I use the ring blob primarily as a message passing pipe. One part of my system writes messages with the following header:
struct MsgHeader { uint8_t op_code; uint16_t payload_length; }; |
While another part of the system consumes those messages and reacts to each op code and payload. This avoids the coupling together of two different modules in my code, allowing a module to be completely replaced without impacting the rest of the code base so long as it still responds to the same messages.
The ring blob is great, but it is heavy and I found I wanted something simpler. Also, the ring blob did not work well when dealing network streams and native socket APIs. So, the final blob I use, I call the ‘Append & Chop’ buffer. This blob keeps track of an append pointer and offers the above Append method. The Chop method could also be thought of as a shift operation. When you’re done with the beginning of the buffer you Chop it off and shift all the memory down. Because this blob’s memory is continuous within the region it works better with network stream APIs and is generally simpler.
I want to say something about implementing blobs that also applies to programming in general. Separate your memory allocation policy from your algorithm code. A higher level module should be used to glue the two together in the most optimal way. It always troubles me to see modules that allocate their own memory, restricting programmer freedom to pass in a pointer from inside a blob or on the stack. This is another form of coupling, and coupling sucks.
Another implementation note is that although these blobs share subsets of each others APIs, I don’t use inheritance or virtual methods.
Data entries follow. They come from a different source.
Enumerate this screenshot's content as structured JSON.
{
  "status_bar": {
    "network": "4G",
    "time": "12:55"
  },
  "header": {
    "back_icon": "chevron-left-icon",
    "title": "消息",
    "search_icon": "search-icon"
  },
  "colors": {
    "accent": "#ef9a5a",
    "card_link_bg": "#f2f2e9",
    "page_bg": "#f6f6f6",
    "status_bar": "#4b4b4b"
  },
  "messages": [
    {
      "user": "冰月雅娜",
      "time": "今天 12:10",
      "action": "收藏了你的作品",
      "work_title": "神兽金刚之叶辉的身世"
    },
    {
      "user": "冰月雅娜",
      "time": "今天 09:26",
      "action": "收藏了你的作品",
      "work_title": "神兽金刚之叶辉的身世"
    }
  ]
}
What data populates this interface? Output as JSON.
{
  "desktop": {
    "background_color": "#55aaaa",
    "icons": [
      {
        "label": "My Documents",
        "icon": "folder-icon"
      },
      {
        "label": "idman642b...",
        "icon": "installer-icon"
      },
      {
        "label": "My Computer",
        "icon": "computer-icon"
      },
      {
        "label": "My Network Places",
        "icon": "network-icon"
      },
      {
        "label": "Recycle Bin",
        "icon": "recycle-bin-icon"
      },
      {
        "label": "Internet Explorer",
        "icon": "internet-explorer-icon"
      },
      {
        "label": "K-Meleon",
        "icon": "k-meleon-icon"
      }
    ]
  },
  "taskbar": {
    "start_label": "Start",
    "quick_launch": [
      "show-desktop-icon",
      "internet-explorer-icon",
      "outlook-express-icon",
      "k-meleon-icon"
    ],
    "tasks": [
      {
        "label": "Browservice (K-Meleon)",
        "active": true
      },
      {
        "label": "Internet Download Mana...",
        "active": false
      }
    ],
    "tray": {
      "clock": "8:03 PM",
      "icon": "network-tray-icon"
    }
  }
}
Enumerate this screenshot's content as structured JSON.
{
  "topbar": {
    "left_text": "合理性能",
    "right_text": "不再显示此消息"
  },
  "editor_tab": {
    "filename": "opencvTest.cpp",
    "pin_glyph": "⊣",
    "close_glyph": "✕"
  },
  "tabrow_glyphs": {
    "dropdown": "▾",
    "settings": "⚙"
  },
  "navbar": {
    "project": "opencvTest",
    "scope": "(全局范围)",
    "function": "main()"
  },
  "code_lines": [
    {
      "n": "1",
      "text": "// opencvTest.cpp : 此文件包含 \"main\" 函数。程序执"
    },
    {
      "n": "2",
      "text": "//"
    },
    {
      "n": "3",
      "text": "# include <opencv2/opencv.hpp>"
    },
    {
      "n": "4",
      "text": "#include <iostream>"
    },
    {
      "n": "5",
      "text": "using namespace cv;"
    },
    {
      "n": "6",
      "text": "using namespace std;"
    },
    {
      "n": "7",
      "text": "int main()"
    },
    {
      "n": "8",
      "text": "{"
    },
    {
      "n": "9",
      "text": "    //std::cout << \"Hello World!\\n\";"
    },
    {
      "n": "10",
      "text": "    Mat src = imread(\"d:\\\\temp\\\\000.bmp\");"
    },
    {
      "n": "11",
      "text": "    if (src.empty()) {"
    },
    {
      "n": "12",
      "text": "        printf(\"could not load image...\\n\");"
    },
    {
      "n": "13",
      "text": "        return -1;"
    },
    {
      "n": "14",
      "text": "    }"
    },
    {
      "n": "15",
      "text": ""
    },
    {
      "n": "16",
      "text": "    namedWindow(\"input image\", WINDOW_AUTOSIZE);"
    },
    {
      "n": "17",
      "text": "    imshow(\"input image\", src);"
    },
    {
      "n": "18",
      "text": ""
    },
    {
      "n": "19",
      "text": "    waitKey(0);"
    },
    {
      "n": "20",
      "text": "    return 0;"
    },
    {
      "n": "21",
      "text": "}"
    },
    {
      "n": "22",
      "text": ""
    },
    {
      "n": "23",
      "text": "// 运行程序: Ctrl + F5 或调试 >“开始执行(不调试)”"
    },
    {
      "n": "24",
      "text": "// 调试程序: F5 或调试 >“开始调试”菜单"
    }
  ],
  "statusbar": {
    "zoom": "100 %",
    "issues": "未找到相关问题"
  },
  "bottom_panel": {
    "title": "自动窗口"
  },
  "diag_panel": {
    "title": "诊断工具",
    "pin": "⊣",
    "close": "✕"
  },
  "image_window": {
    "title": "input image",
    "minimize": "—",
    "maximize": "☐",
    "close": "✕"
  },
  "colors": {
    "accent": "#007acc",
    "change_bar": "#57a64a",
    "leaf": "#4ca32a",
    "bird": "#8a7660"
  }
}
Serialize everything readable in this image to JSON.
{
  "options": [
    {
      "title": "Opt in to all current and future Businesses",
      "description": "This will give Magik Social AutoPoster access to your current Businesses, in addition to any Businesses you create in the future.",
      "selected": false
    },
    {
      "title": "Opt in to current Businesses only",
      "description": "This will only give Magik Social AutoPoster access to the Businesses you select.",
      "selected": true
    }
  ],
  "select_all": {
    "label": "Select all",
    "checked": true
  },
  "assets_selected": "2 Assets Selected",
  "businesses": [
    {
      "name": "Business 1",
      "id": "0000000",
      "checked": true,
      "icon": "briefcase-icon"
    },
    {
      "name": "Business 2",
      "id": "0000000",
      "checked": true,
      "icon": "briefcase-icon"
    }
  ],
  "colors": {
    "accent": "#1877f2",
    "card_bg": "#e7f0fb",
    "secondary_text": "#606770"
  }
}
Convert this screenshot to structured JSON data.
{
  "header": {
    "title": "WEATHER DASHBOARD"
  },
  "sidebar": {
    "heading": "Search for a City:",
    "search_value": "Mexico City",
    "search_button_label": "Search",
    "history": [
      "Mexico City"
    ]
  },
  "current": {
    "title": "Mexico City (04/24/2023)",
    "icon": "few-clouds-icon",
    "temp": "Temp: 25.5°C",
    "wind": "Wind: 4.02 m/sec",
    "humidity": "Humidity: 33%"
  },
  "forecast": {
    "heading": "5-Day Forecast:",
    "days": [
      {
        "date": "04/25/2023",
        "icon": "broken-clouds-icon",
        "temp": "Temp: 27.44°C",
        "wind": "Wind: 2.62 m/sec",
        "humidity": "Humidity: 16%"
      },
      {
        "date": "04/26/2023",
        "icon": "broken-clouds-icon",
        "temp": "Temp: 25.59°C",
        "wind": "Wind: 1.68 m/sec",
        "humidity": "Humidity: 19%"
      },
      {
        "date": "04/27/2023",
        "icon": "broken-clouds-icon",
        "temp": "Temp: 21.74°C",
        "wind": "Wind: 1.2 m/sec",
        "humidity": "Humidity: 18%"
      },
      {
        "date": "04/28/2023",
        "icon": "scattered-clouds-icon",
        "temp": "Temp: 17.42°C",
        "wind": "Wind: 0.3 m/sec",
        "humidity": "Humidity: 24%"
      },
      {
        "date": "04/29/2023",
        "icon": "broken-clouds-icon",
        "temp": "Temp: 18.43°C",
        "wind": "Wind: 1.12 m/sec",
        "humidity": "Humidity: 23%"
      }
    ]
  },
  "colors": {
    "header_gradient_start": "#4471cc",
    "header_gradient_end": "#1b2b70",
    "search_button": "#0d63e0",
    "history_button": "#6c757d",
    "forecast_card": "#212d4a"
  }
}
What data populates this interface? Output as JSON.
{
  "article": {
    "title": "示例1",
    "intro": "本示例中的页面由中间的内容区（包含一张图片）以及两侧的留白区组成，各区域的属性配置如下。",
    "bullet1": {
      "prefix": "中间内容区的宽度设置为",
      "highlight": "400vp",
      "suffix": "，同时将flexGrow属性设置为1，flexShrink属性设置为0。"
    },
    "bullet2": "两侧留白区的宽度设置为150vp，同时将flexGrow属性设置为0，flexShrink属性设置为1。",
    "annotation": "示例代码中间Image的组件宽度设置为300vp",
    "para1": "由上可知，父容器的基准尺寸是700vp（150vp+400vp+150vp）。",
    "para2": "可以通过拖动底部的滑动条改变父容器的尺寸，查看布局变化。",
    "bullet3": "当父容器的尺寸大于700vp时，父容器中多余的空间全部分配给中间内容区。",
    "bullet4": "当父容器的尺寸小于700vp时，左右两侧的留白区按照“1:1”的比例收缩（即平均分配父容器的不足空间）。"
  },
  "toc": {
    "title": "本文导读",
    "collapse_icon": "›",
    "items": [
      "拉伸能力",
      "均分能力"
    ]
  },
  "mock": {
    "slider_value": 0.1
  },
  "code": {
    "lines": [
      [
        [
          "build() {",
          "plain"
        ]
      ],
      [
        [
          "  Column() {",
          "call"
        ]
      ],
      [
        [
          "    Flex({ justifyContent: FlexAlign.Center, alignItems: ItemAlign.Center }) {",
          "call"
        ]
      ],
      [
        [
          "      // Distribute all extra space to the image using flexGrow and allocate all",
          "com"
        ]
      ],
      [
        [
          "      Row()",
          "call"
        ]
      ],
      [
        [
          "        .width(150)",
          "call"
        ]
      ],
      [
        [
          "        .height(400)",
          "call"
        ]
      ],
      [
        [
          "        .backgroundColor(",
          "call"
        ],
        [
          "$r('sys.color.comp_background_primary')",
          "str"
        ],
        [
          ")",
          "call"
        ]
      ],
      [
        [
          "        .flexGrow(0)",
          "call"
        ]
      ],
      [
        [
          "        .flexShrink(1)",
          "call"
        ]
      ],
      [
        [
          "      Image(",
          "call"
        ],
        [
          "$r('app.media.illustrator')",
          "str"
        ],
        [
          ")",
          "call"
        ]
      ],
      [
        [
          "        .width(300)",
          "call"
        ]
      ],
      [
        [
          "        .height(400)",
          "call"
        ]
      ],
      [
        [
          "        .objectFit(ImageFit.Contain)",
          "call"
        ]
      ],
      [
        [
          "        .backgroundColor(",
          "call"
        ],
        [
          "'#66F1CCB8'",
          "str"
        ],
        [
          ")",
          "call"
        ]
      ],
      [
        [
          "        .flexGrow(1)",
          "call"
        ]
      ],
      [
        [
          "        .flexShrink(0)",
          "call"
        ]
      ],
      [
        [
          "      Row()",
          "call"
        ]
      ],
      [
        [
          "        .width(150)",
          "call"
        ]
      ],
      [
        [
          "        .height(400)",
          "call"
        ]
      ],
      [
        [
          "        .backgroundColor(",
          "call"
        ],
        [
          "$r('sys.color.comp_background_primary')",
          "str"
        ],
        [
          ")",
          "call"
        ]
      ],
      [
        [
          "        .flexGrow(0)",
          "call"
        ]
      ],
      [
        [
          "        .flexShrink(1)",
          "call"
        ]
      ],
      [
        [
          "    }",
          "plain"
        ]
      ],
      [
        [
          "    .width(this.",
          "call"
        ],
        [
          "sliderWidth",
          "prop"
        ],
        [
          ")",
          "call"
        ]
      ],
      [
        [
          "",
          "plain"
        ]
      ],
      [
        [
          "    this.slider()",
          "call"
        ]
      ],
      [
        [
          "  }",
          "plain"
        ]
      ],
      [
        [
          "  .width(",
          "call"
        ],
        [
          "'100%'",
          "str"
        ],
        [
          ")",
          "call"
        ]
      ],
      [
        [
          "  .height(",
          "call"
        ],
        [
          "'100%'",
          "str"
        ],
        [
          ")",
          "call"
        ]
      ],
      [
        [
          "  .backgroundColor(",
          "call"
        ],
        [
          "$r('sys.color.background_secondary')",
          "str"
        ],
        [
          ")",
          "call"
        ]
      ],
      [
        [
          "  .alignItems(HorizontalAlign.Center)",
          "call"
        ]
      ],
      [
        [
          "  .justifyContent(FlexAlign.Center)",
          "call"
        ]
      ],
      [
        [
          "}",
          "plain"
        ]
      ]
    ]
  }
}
This avoids all of that unnecessary shit overhead. But, because the syntax of calling the methods is shared across blob types, I can still swap out the type of blob being used and have minimal impact on existing code.
I also have functions that read from one blob and write into another.
I love my blobs. They’ve become a core part of my technology and the freedom of not being tied to C/C++’s type system and structure layout algorithms is very liberating. What do your blob abstractions look like? By including small descriptive headers (see MsgHeader) you can describe the data inside the blob for the module using it. This gives us a very simple type system. Have you experimented with a more sophisticated blob type system than an op (or type) code followed by a length field?